Pero en el día a día las cosas sucedían de otro modo.
Elena se iba alejando, como un nadador que se abandona a la corriente. Primero el duelo exigía una distancia, lugares de soledad, intimidad no compartida. Antares respetaba esos silencios, el llanto oído a través de los tabiques, la angustia que cargaba el instante del desayuno como una tormenta eléctrica. La veía caminar por el jardín, deambulando entre los parterres, abrazada al limonero como a un árbol de carne. Un día, a la hora de hacer la compra, ella decidió no acompañarlo; una tarde, a la hora de atender la visita de un amigo común, ella se excusó tras una jaqueca ocultándose en el dormitorio; una noche, a la hora del sueño, ella se levantó de la cama, tomó una manta y se retiró al sofá del salón, al amparo de la biblioteca.
La inundación percutió contra la casa y no parecía existir escapatoria. Antares se acercaba, pero era rechazado sin palabras, sin acritud pero con tenacidad. Había otra soledad dentro de la soledad del duelo. Ambos lloraban a su hijo separados, como torsos decapitados.

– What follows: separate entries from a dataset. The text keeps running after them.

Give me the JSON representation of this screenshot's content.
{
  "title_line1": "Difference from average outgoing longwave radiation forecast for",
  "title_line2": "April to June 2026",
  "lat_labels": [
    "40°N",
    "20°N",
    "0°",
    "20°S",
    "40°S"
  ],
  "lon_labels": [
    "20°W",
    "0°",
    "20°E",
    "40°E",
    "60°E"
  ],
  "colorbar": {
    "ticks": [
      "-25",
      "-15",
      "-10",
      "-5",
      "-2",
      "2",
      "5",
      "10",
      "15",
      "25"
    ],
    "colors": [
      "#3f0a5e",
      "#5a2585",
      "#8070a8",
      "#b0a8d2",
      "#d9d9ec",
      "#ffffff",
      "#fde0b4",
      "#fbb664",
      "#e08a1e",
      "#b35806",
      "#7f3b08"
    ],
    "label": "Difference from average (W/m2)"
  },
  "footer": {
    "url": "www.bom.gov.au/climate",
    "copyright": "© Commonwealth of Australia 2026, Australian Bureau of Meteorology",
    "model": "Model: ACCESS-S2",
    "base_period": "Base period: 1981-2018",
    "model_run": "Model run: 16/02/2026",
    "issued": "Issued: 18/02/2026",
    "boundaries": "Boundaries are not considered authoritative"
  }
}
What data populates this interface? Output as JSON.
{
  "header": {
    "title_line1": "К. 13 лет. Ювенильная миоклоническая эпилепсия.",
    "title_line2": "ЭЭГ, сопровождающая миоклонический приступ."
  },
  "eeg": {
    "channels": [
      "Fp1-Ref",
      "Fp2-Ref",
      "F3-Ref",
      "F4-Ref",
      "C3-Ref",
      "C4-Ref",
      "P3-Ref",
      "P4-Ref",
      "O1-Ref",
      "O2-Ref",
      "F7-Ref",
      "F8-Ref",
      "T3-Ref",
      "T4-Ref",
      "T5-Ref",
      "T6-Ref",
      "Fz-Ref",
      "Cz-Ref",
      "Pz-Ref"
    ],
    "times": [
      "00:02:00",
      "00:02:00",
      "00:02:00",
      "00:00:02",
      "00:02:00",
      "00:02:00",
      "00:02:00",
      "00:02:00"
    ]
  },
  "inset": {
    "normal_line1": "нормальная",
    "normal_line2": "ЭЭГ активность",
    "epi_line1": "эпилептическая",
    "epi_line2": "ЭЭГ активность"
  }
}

No había un pastelero que los reuniera en torno a la ceremonia del afecto roto. Ningún pastel endulzaba las horas que se vaciaban por el desagüe. Sintió que la estaba perdiendo y no supo qué hacer. Acudió en secreto a sus padres, a los padres de su esposa, pero sólo recibió consejos amables: «Dale tiempo», decían, «el tiempo es la clave. El tiempo lo cura todo, incluso la pérdida más insoportable».
Pero a Antares esos consejos se le antojaban papel mojado. Ellos, los otros, no vivían en esa existencia amputada, desconocían cómo las trayectorias de ambos planetas comenzaban a separarse en el triste, mudo, vacío cosmos familiar.